2

I have the following string:

-----BEGIN 1_1 CERTIFICATE-----

The following sequence does not match the hyphens:

grep -- "[A-Z\-\_]" file

When I remove \_ the hyphens are matched:

grep -- "[A-Z\-]" file

If I remove the backslash I get grep: Invalid range end. Also it doesn't matter if I use -E/egrep or not - I get the same result.
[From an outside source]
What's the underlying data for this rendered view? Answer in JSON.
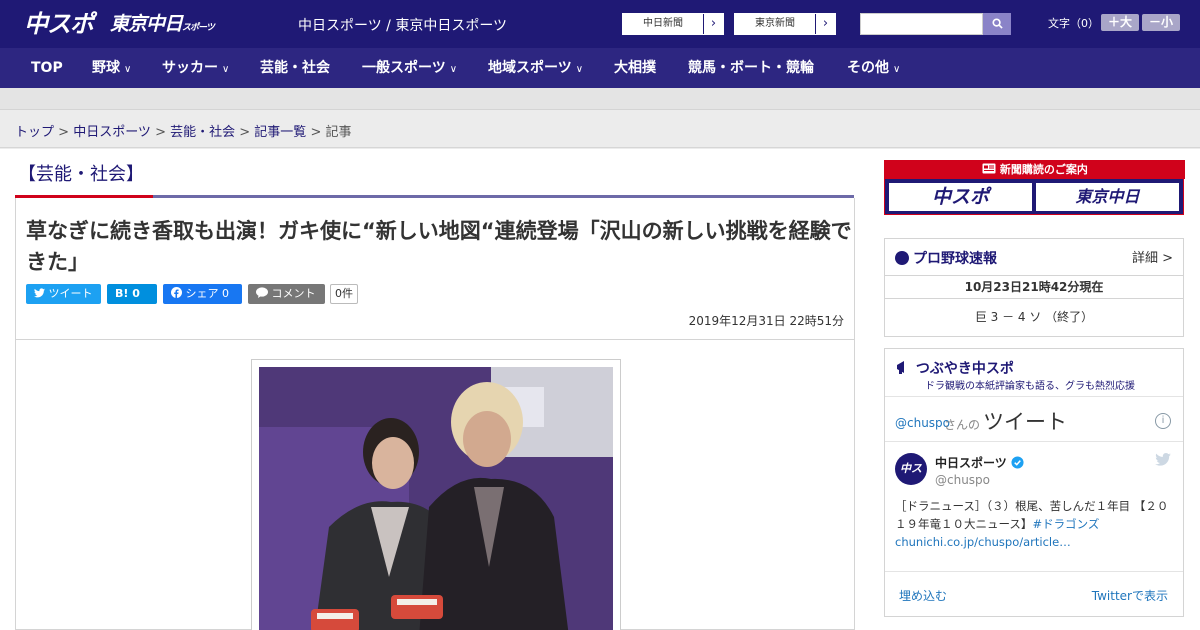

What is the reason for that behavior?

manifestor
  • 2,473
  • Can you explain why you are using that pattern? Do you understand what it is searching for? Are you only trying to match hyphens? If so you need simply use: grep '-'. – jesse_b May 10 '18 at 17:37
  • I got it from a PHP framework - it's checking the chars in the variables of a HTTP request and if they match, it's letting the request pass. I modified it a little here of course. – manifestor May 10 '18 at 17:40
  • It will actually match any uppercase character and any underscore character. The brackets tell it to match any one of the characters inside. – jesse_b May 10 '18 at 17:43
  • Yes, I understand, but I why is "[A-Z\-\_]" not matching hyphens? – manifestor May 10 '18 at 17:47
  • Not sure but if you put it at the end it will: grep '[A-Z_-]' – jesse_b May 10 '18 at 17:50
  • 1
    Yes, I realized that already, take a look at my question once again :) That's what I want to know: Why is it matching the hyphen only if you put \- at the end. And why [A-Z\-\_] is not working. – manifestor May 10 '18 at 17:54
  • I understand your question, that's why I commented my workaround instead of posting it as an answer. Also the escape characters are unnecessary. – jesse_b May 10 '18 at 17:58
  • I appreciate your help and I was not intended to be impolite. Sorry if it sounded like that :) Removing the escape chars, leads to grep: Invalid range end on my system. – manifestor May 10 '18 at 18:05
  • It will do that when the hyphen is in the middle because it thinks you're trying to create a range. (For example A-Z is a range specifying any uppercase letter between a and z). – jesse_b May 10 '18 at 18:16

1 Answers1

9

When matching hyphens with a [...], the hyphen needs to be first or last within it:

grep '[A-Z_-]' ...

If you put the hyphen anywhere else, it will be taken as specifying a range.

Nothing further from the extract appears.